Le « TripAdvisor » de la fachosphère ?
Au premier coup d’œil, on pourrait croire à un comparateur de villes classique pour choisir son futur lieu de vie. Mais il suffit de gratter la surface pour comprendre pourquoi la députée écologiste Sabrina Sebaihi a tiré la sonnette d’alarme le 3 janvier dernier. Le site ne se contente pas de vous donner le prix du mètre carré. Il propose une cartographie précise et interactive recensant les lieux de culte musulmans, les centres d’hébergement pour migrants et les quartiers prioritaires.
L’application va beaucoup plus loin dans sa démarche en attribuant des notes aux communes basées sur des critères idéologiques très marqués. L’utilisateur se voit proposer des indicateurs de « défrancisation », de « changement culturel » ou encore d’« interventionnisme social ». Pire, un indice d’« islamisation » prétend mesurer l’évolution démographique religieuse de chaque ville.
Pour séduire un public large, le site joue la carte de la personnalisation avec un cynisme technologique assumé. Trois modes de lecture sont offerts : une version « neutre », une version « inclusive » et une version « identitaire ». Si les termes changent — l’indice « immigration » devenant par exemple « grand remplacement » ou « créolisation » selon le mode choisi — la donnée brute et le message politique restent strictement identiques : associer certaines populations à une menace.
Data science ou pseudoscience ?
Comment le site obtient-il ces chiffres ? C’est ici que la méthodologie pose un sérieux problème éthique et légal. Le créateur, qui opère sous le pseudonyme transparent de « Rémi Gration » (référence directe à la théorie d’extrême droite de la remigration), affirme s’appuyer sur des données publiques de l’Insee.

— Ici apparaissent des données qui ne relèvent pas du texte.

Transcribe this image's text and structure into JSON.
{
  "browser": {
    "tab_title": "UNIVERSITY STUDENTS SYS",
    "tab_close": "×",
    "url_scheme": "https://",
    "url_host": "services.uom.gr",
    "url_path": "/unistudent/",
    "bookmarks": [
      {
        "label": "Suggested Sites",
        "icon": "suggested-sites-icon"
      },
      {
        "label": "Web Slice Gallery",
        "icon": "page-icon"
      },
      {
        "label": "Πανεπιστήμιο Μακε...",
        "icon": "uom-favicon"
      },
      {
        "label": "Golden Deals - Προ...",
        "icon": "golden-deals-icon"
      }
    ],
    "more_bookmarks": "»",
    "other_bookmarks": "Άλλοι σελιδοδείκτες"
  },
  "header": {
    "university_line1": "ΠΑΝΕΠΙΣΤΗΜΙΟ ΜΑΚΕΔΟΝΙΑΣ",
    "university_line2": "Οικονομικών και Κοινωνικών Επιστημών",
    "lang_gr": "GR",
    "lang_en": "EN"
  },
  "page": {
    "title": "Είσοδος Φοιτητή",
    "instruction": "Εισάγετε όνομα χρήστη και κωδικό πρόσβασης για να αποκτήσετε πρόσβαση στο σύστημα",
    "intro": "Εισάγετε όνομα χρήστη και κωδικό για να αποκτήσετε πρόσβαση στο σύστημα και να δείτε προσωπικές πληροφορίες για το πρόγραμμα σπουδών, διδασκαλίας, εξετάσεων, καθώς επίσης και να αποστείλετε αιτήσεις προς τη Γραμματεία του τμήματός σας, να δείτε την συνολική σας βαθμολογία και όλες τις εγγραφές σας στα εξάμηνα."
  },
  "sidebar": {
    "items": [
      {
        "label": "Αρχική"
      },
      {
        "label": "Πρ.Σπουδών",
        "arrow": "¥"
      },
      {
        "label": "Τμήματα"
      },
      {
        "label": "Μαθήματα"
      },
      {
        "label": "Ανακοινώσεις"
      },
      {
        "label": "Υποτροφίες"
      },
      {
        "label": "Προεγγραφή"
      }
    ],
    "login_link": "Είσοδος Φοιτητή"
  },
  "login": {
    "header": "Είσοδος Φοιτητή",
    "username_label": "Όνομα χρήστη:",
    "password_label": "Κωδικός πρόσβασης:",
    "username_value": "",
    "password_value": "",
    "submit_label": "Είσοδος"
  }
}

Cependant, le traitement de ces données n’a rien d’institutionnel. Pour établir son taux d’islamisation, l’auteur effectue un tri manuel des prénoms recensés depuis 1990, décidant arbitrairement de l’origine ethnico-religieuse des citoyens. Une pratique qui s’apparente à la constitution de statistiques ethniques sauvages, strictement encadrées par la loi française.

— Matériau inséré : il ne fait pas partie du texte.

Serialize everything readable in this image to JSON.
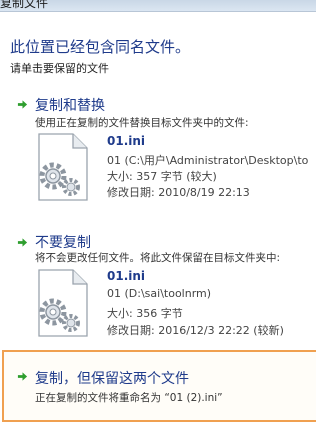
{
  "window": {
    "title": "复制文件"
  },
  "header": {
    "heading": "此位置已经包含同名文件。",
    "instruction": "请单击要保留的文件"
  },
  "options": [
    {
      "title": "复制和替换",
      "description": "使用正在复制的文件替换目标文件夹中的文件:",
      "file": {
        "name": "01.ini",
        "path": "01 (C:\\用户\\Administrator\\Desktop\\to",
        "size": "大小: 357 字节 (较大)",
        "modified": "修改日期: 2010/8/19 22:13"
      }
    },
    {
      "title": "不要复制",
      "description": "将不会更改任何文件。将此文件保留在目标文件夹中:",
      "file": {
        "name": "01.ini",
        "path": "01 (D:\\sai\\toolnrm)",
        "size": "大小: 356 字节",
        "modified": "修改日期: 2016/12/3 22:22 (较新)"
      }
    },
    {
      "title": "复制，但保留这两个文件",
      "description": "正在复制的文件将重命名为 “01 (2).ini”"
    }
  ],
  "colors": {
    "heading": "#1f3b8b",
    "arrow": "#2e9e2e",
    "highlight_border": "#f0a050"
  },
  "icons": {
    "option_arrow": "green-arrow-icon",
    "file": "settings-file-icon"
  }
}
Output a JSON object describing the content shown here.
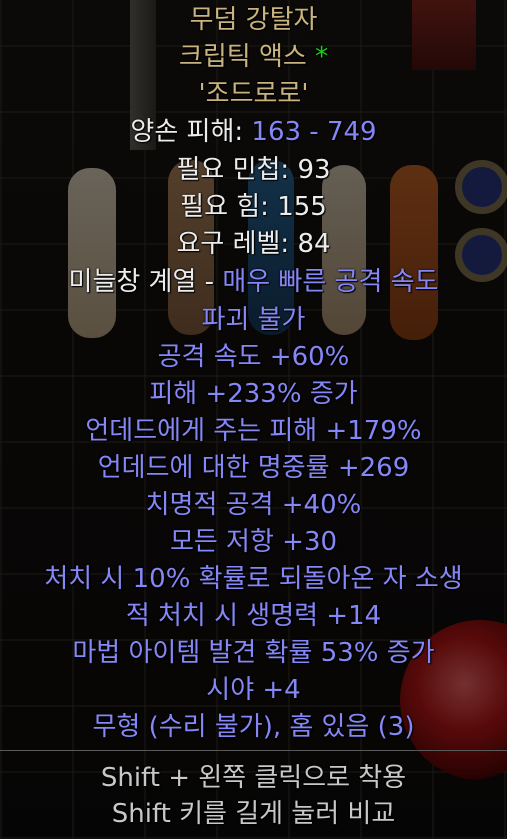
{
  "item": {
    "name": "무덤 강탈자",
    "base_type": "크립틱 액스",
    "socket_marker": "*",
    "personalized": "'조드로로'",
    "damage_label": "양손 피해: ",
    "damage_value": "163 - 749",
    "req_dex": "필요 민첩: 93",
    "req_str": "필요 힘: 155",
    "req_level": "요구 레벨: 84",
    "weapon_class_label": "미늘창 계열 - ",
    "attack_speed_class": "매우 빠른 공격 속도",
    "properties": [
      "파괴 불가",
      "공격 속도 +60%",
      "피해 +233% 증가",
      "언데드에게 주는 피해 +179%",
      "언데드에 대한 명중률 +269",
      "치명적 공격 +40%",
      "모든 저항 +30",
      "처치 시 10% 확률로 되돌아온 자 소생",
      "적 처치 시 생명력 +14",
      "마법 아이템 발견 확률 53% 증가",
      "시야 +4",
      "무형 (수리 불가), 홈 있음 (3)"
    ],
    "hints": [
      "Shift + 왼쪽 클릭으로 착용",
      "Shift 키를 길게 눌러 비교"
    ]
  },
  "colors": {
    "unique_name": "#c9b37e",
    "magic_property": "#8687f7",
    "default_text": "#ececec",
    "hint_text": "#c8c8c8",
    "socket_marker": "#19d019"
  }
}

L’architecture intellectuelle du projet repose sur des fondations tout aussi contestables. Pour justifier ses corrélations entre immigration et insécurité, le site ne cite pas de sociologues ou de criminologues reconnus, mais renvoie vers Fdesouche, un blog d’actualité identitaire, ou vers les travaux de Richard Lynn. Ce psychologue britannique, figure controversée, est connu pour ses thèses racialistes et sa « carte des QI dans le monde », une théorie largement invalidée par la communauté scientifique internationale mais utilisée ici comme gage de sérieux.

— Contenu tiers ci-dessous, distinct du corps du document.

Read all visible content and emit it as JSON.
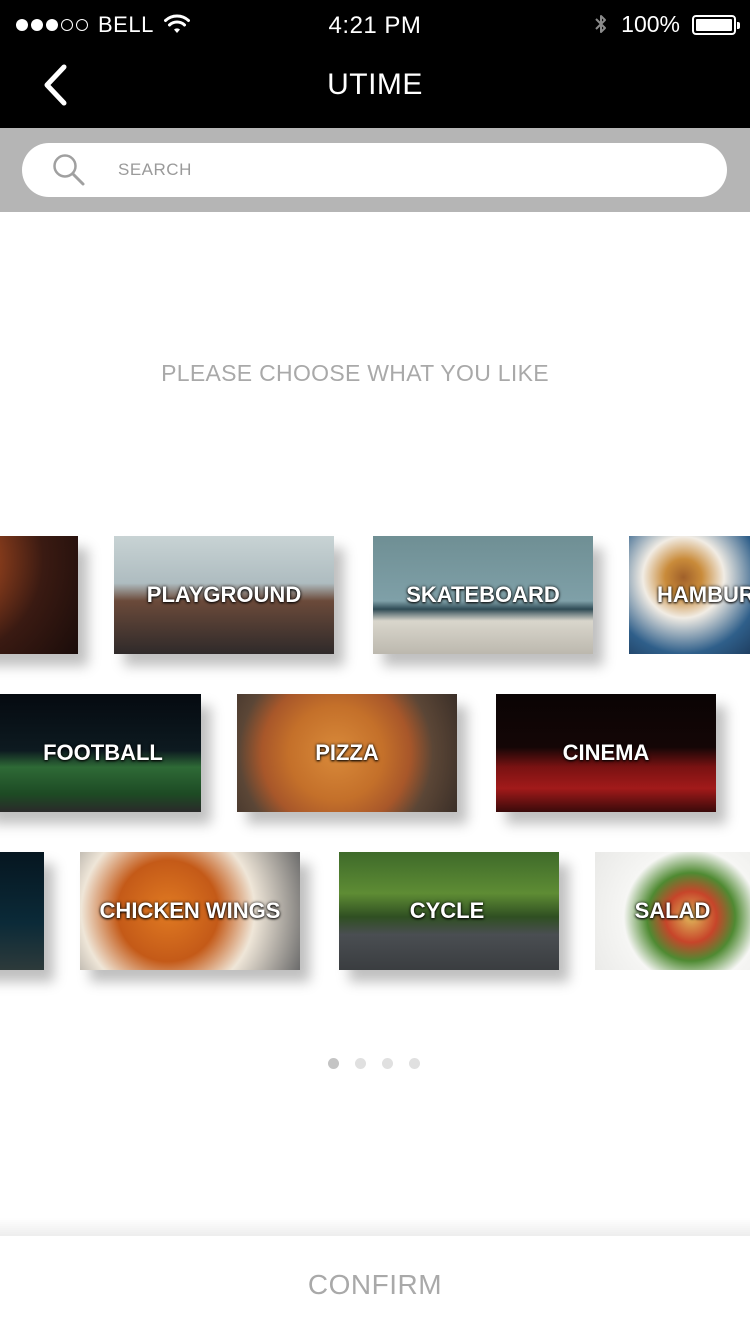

Si « Rémi Gration » se défend de toute haine, évoquant une simple « corrélation mathématique » et des « indices relatifs », la construction même de l’outil oriente l’utilisateur vers une conclusion unique : la présence de minorités serait un facteur négatif pour la qualité de vie.
La contre-attaque judiciaire et politique
Face à ce que Guillaume Gontard, président du groupe écologiste au Sénat, qualifie de « stigmatisation décomplexée », la réponse institutionnelle s’organise. L’alerte lancée par Sabrina Sebaihi a provoqué une réaction rapide place Beauvau. Laurent Nuñez a confirmé que ses services étudiaient le dossier, une procédure qui pourrait mener à un blocage du site.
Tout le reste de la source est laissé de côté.